BY Cosette SchulzPublished Mar 2, 2016

6
The Zolas' third album, the delightfully titled Swooner, is a clean, bright collection of slightly '80s-tinged indie pop. You've got your synths, sing-along-able choruses, danceable beats — all the ingredients for some harmless radio-friendly fare.
 
It has its clever lyrical moments: "That incandescent girl of Incan descent" in catchy title track "Swooner"; "I play her body like a feminine Nintendo" in the fun bass and bouncy bongo-led "Male Gaze"; and "The city hangs like a chandelier, gonna swing it if it kills me" from "Fell In Love With New York." It also has a handful of modern references that you wouldn't normally consider pop music fodder: "CV Dazzle" is a nod to fashion/make-up used as a means of camouflage from modern face-detection technology, and the punchy "Molotov Girls," arguably the record's catchiest cut, is lightly inspired by Pussy Riot and which, according to frontman Zach Gray, is a kind of "anti-'Girls Just Wanna Have Fun' song about a group of girls pre-drinking at someone's apartment, ostensibly to go out dancing, but as the song goes on it becomes clear they're planning to 'set the night on fire' in a more literal way."
 
The oddly tropically tinged "Get Dark" pulls a Drake by setting the song in Toronto, with mention of the Parkdale bar Pharmacy, and makes it obvious that the band are not from the 6ix due to their articulation of the name ("To-ron-to" as opposed to native's "Turonno").
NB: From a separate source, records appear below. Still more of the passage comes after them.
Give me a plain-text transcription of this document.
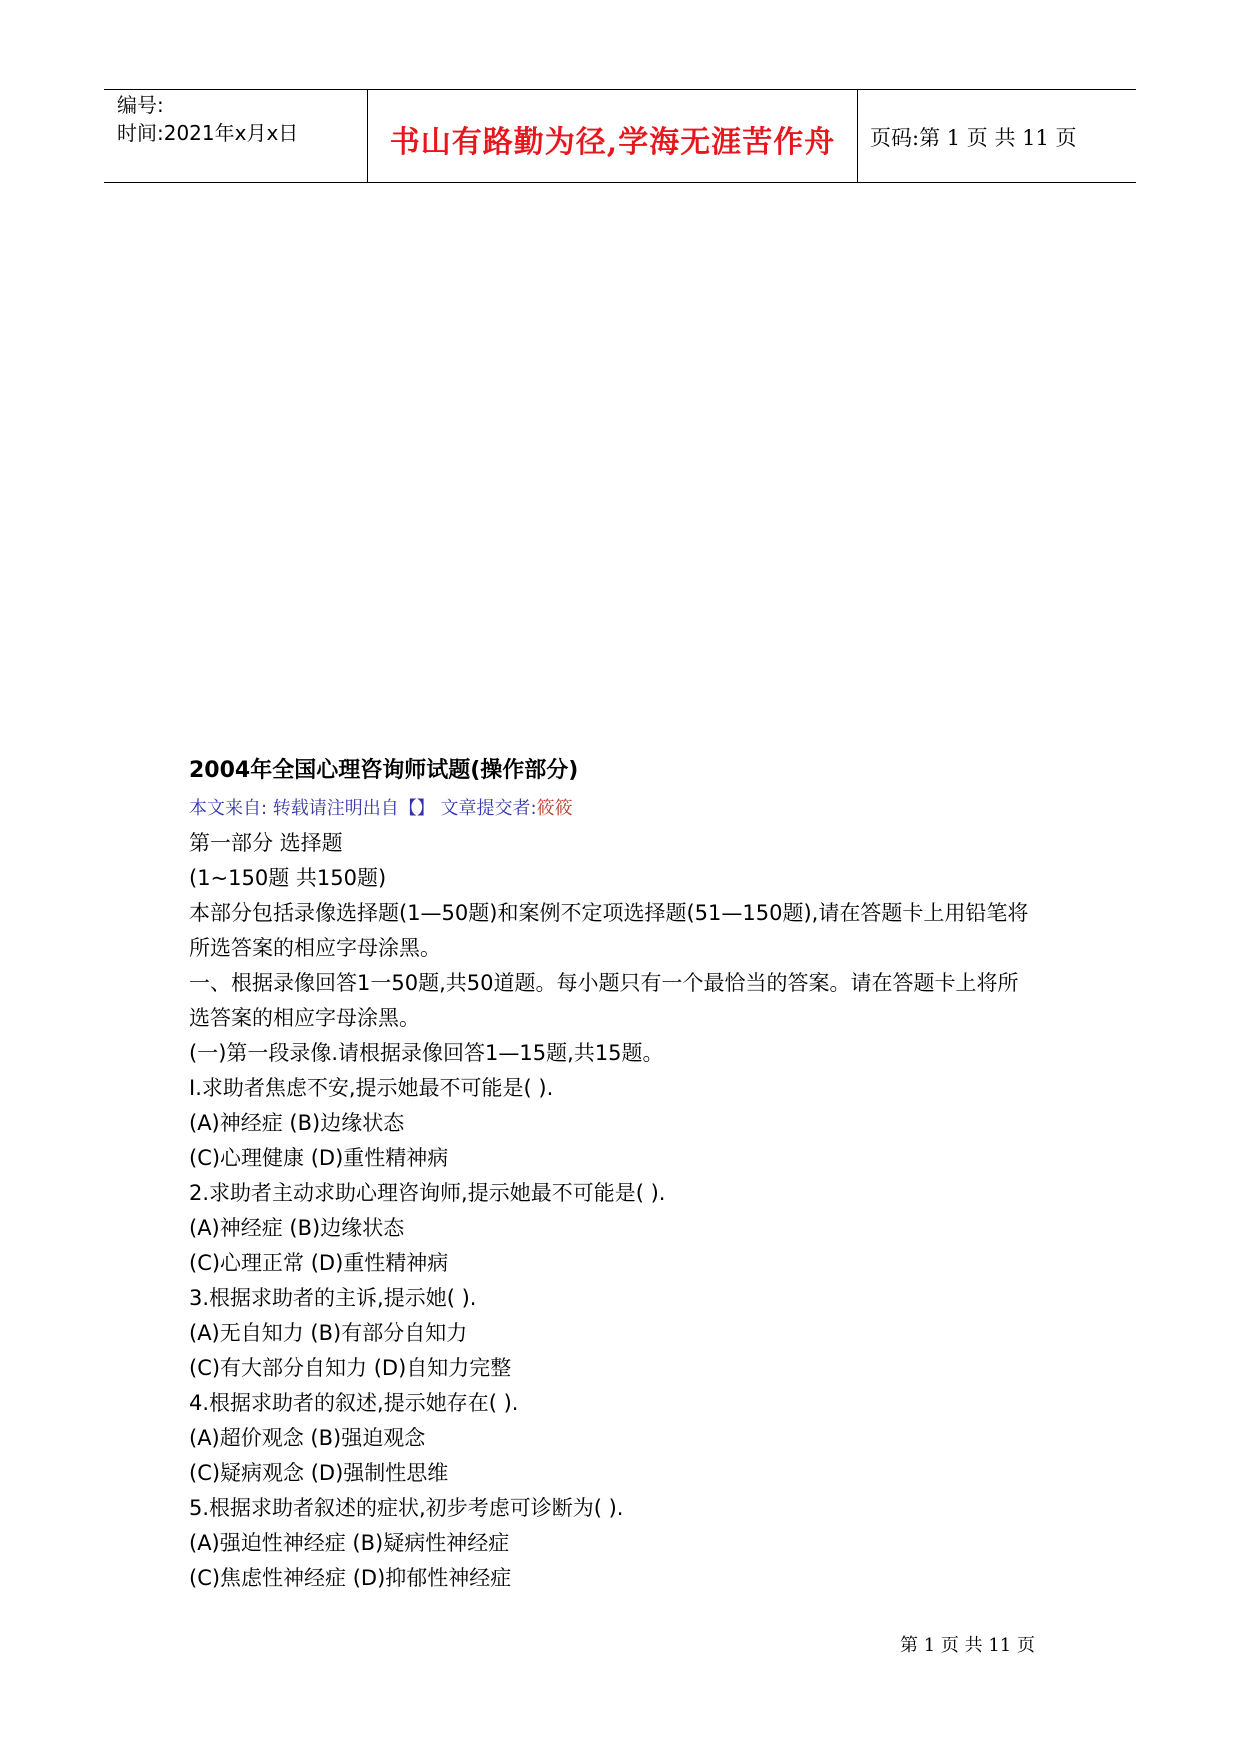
编号:
时间:2021年x月x日	书山有路勤为径,学海无涯苦作舟	页码:第 1 页 共 11 页
2004年全国心理咨询师试题(操作部分)
本文来自: 转载请注明出自【】 文章提交者:筱筱
第一部分 选择题
(1~150题 共150题)
本部分包括录像选择题(1—50题)和案例不定项选择题(51—150题),请在答题卡上用铅笔将
所选答案的相应字母涂黑。
一、根据录像回答1一50题,共50道题。每小题只有一个最恰当的答案。请在答题卡上将所
选答案的相应字母涂黑。
(一)第一段录像.请根据录像回答1—15题,共15题。
I.求助者焦虑不安,提示她最不可能是( ).
(A)神经症 (B)边缘状态
(C)心理健康 (D)重性精神病
2.求助者主动求助心理咨询师,提示她最不可能是( ).
(A)神经症 (B)边缘状态
(C)心理正常 (D)重性精神病
3.根据求助者的主诉,提示她( ).
(A)无自知力 (B)有部分自知力
(C)有大部分自知力 (D)自知力完整
4.根据求助者的叙述,提示她存在( ).
(A)超价观念 (B)强迫观念
(C)疑病观念 (D)强制性思维
5.根据求助者叙述的症状,初步考虑可诊断为( ).
(A)强迫性神经症 (B)疑病性神经症
(C)焦虑性神经症 (D)抑郁性神经症
第 1 页 共 11 页
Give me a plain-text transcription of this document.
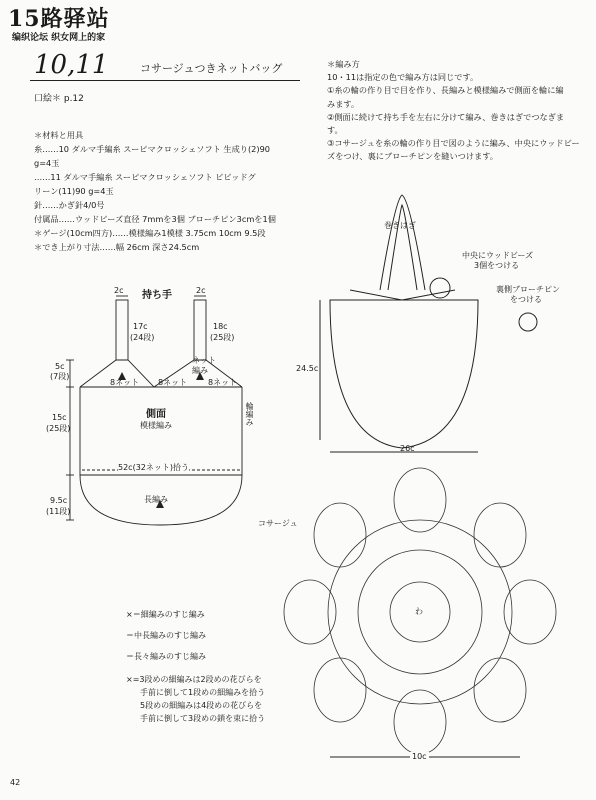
15路驿站
编织论坛 织女网上的家
10,11	コサージュつきネットバッグ
口絵＊ p.12
＊材料と用具
糸……10 ダルマ手編糸 スーピマクロッシェソフト 生成り(2)90
g=4玉
……11 ダルマ手編糸 スーピマクロッシェソフト ビビッドグ
リーン(11)90 g=4玉
針……かぎ針4/0号
付属品……ウッドビーズ直径 7mmを3個 ブローチピン3cmを1個
＊ゲージ(10cm四方)……模様編み1模様 3.75cm 10cm 9.5段
＊でき上がり寸法……幅 26cm 深さ24.5cm
＊編み方
10・11は指定の色で編み方は同じです。
①糸の輪の作り目で目を作り、長編みと模様編みで側面を輪に編
みます。
②側面に続けて持ち手を左右に分けて編み、巻きはぎでつなぎま
す。
③コサージュを糸の輪の作り目で図のように編み、中央にウッドビー
ズをつけ、裏にブローチピンを縫いつけます。
持ち手
2c	2c
17c
(24段)
18c
(25段)
8ネット 8ネット	8ネット
ネット
編み
5c
(7段)
15c
(25段)
9.5c
(11段)
側面
模様編み	輪編み
52c(32ネット)拾う
長編み
巻きはぎ
中央にウッドビーズ
3個をつける
裏側ブローチピン
をつける
24.5c
26c
コサージュ
わ
10c
×＝細編みのすじ編み
＝中長編みのすじ編み
＝長々編みのすじ編み
×=3段めの細編みは2段めの花びらを
手前に倒して1段めの細編みを拾う
5段めの細編みは4段めの花びらを
手前に倒して3段めの鎖を束に拾う
42
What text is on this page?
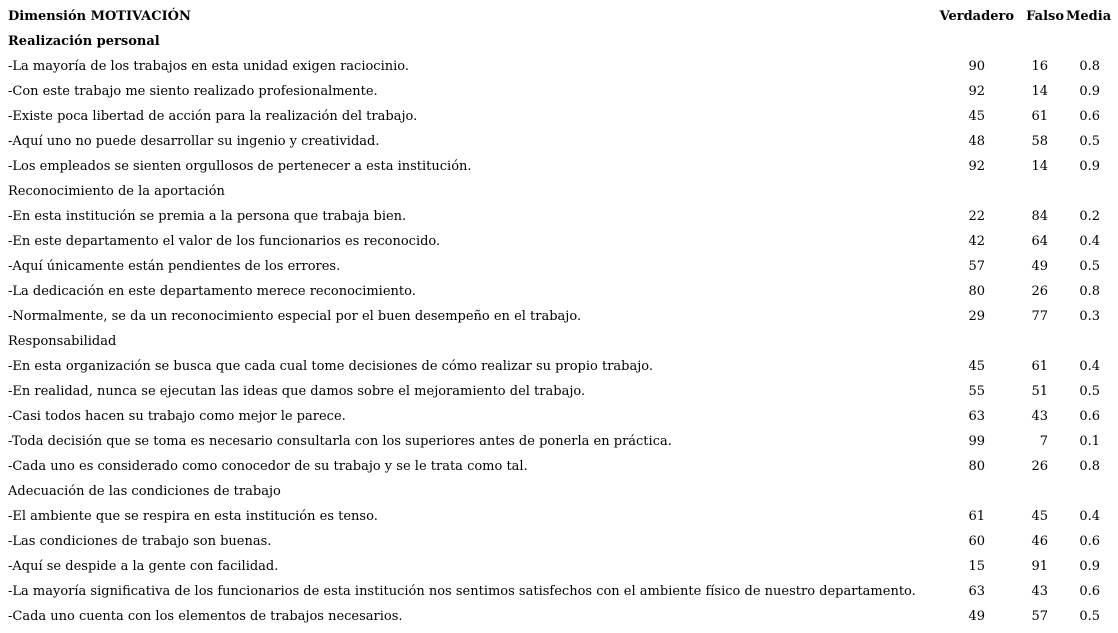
Dimensión MOTIVACIÓN	Verdadero	Falso	Media
Realización personal			
-La mayoría de los trabajos en esta unidad exigen raciocinio.	90	16	0.8
-Con este trabajo me siento realizado profesionalmente.	92	14	0.9
-Existe poca libertad de acción para la realización del trabajo.	45	61	0.6
-Aquí uno no puede desarrollar su ingenio y creatividad.	48	58	0.5
-Los empleados se sienten orgullosos de pertenecer a esta institución.	92	14	0.9
Reconocimiento de la aportación			
-En esta institución se premia a la persona que trabaja bien.	22	84	0.2
-En este departamento el valor de los funcionarios es reconocido.	42	64	0.4
-Aquí únicamente están pendientes de los errores.	57	49	0.5
-La dedicación en este departamento merece reconocimiento.	80	26	0.8
-Normalmente, se da un reconocimiento especial por el buen desempeño en el trabajo.	29	77	0.3
Responsabilidad			
-En esta organización se busca que cada cual tome decisiones de cómo realizar su propio trabajo.	45	61	0.4
-En realidad, nunca se ejecutan las ideas que damos sobre el mejoramiento del trabajo.	55	51	0.5
-Casi todos hacen su trabajo como mejor le parece.	63	43	0.6
-Toda decisión que se toma es necesario consultarla con los superiores antes de ponerla en práctica.	99	7	0.1
-Cada uno es considerado como conocedor de su trabajo y se le trata como tal.	80	26	0.8
Adecuación de las condiciones de trabajo			
-El ambiente que se respira en esta institución es tenso.	61	45	0.4
-Las condiciones de trabajo son buenas.	60	46	0.6
-Aquí se despide a la gente con facilidad.	15	91	0.9
-La mayoría significativa de los funcionarios de esta institución nos sentimos satisfechos con el ambiente físico de nuestro departamento.	63	43	0.6
-Cada uno cuenta con los elementos de trabajos necesarios.	49	57	0.5
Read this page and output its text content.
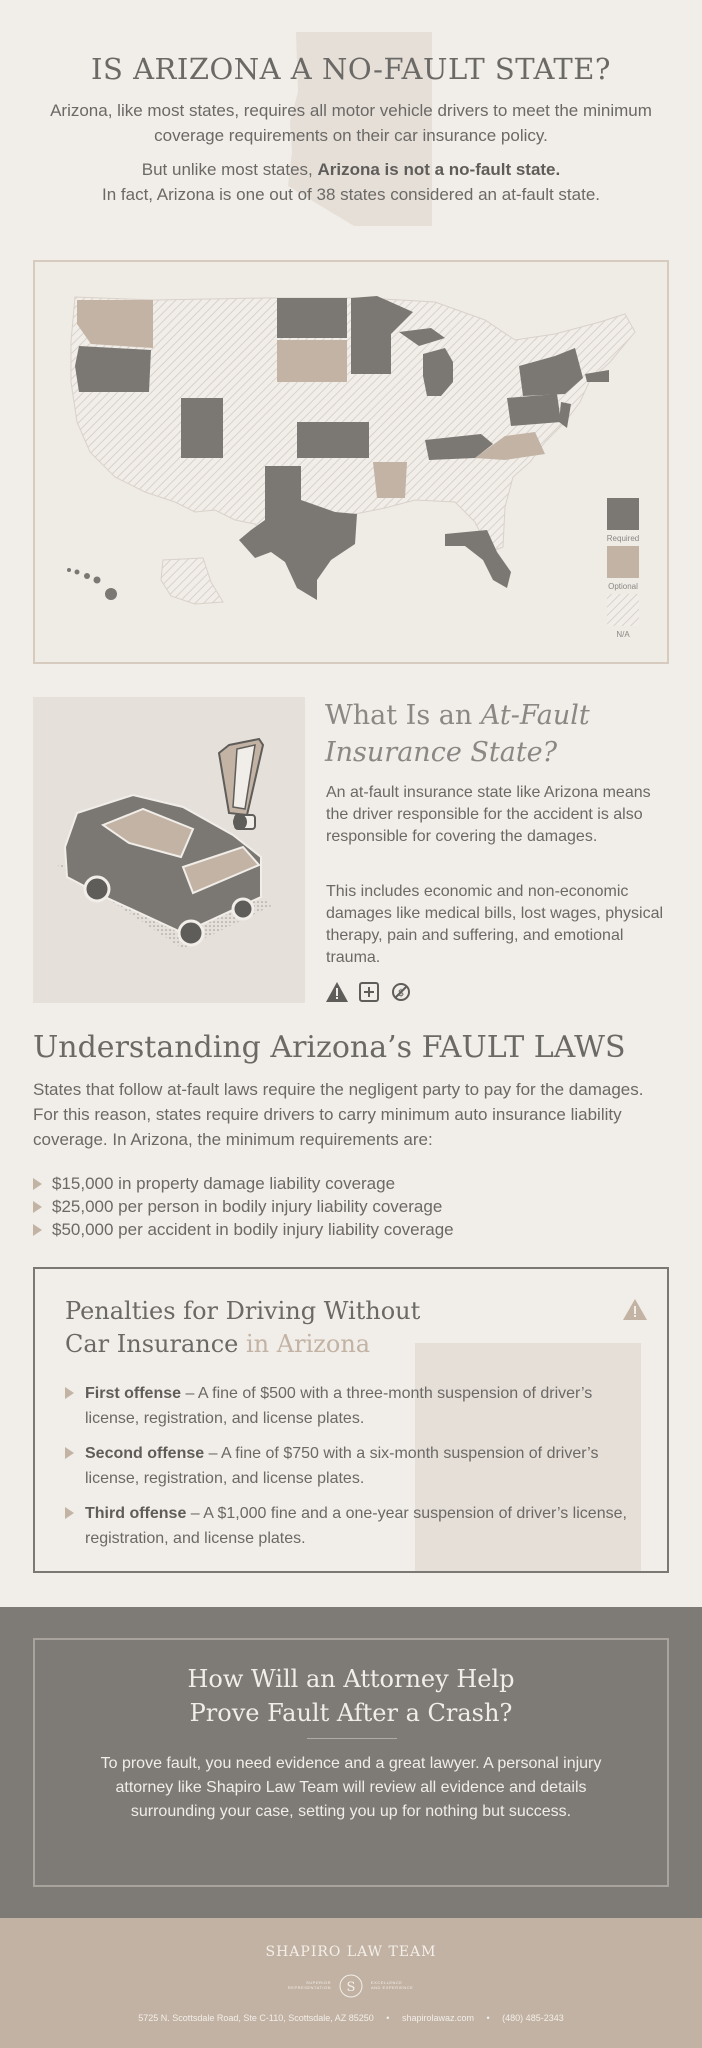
IS ARIZONA A NO-FAULT STATE?

Arizona, like most states, requires all motor vehicle drivers to meet the minimum coverage requirements on their car insurance policy.

But unlike most states, Arizona is not a no-fault state.
In fact, Arizona is one out of 38 states considered an at-fault state.

Required
Optional
N/A
What Is an At-Fault
Insurance State?

An at-fault insurance state like Arizona means the driver responsible for the accident is also responsible for covering the damages.

This includes economic and non-economic damages like medical bills, lost wages, physical therapy, pain and suffering, and emotional trauma.

$
Understanding Arizona’s FAULT LAWS

States that follow at-fault laws require the negligent party to pay for the damages. For this reason, states require drivers to carry minimum auto insurance liability coverage. In Arizona, the minimum requirements are:

$15,000 in property damage liability coverage
$25,000 per person in bodily injury liability coverage
$50,000 per accident in bodily injury liability coverage
Penalties for Driving Without
Car Insurance in Arizona
First offense – A fine of $500 with a three-month suspension of driver’s license, registration, and license plates.
Second offense – A fine of $750 with a six-month suspension of driver’s license, registration, and license plates.
Third offense – A $1,000 fine and a one-year suspension of driver’s license, registration, and license plates.
How Will an Attorney Help Prove Fault After a Crash?

To prove fault, you need evidence and a great lawyer. A personal injury attorney like Shapiro Law Team will review all evidence and details surrounding your case, setting you up for nothing but success.

SHAPIRO LAW TEAM
SUPERIOR
REPRESENTATION S	EXCELLENCE
AND EXPERIENCE
5725 N. Scottsdale Road, Ste C-110, Scottsdale, AZ 85250 • shapirolawaz.com • (480) 485-2343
Album closer "Why Do I Wait (When I Know You've Got A Lover) initially seems like a boring ballad, a tired take on pining for a taken potential lover, but the track really turns around in the last half with a jingly guitar riff that brightens and injects some much needed excitement.
 
Swooner delivers track after track of pop tunes to get behind, stumbling only with tunes like "Freida on the Mountain" with an electronic beat that sounds like a Yamaha keyboard sampler. It's a tad disheartening that nothing else on the record is even a fraction as energetic or anthemic as "Molotov Girls." Swooner starts off with its strongest song, which is either a blessing or a curse; getting the good out first can disappoint when nothing else hits the same mark, rather than easing into it and being surprised. And yet, despite the '80s throwback nature of it seeming just a little too on the nose at times, Swooner floats along on synths and sharply produced pop tunes that all have at least a little sparkle to them. It's a feel-good, fun-driven, don't-think, just-dance sort of record.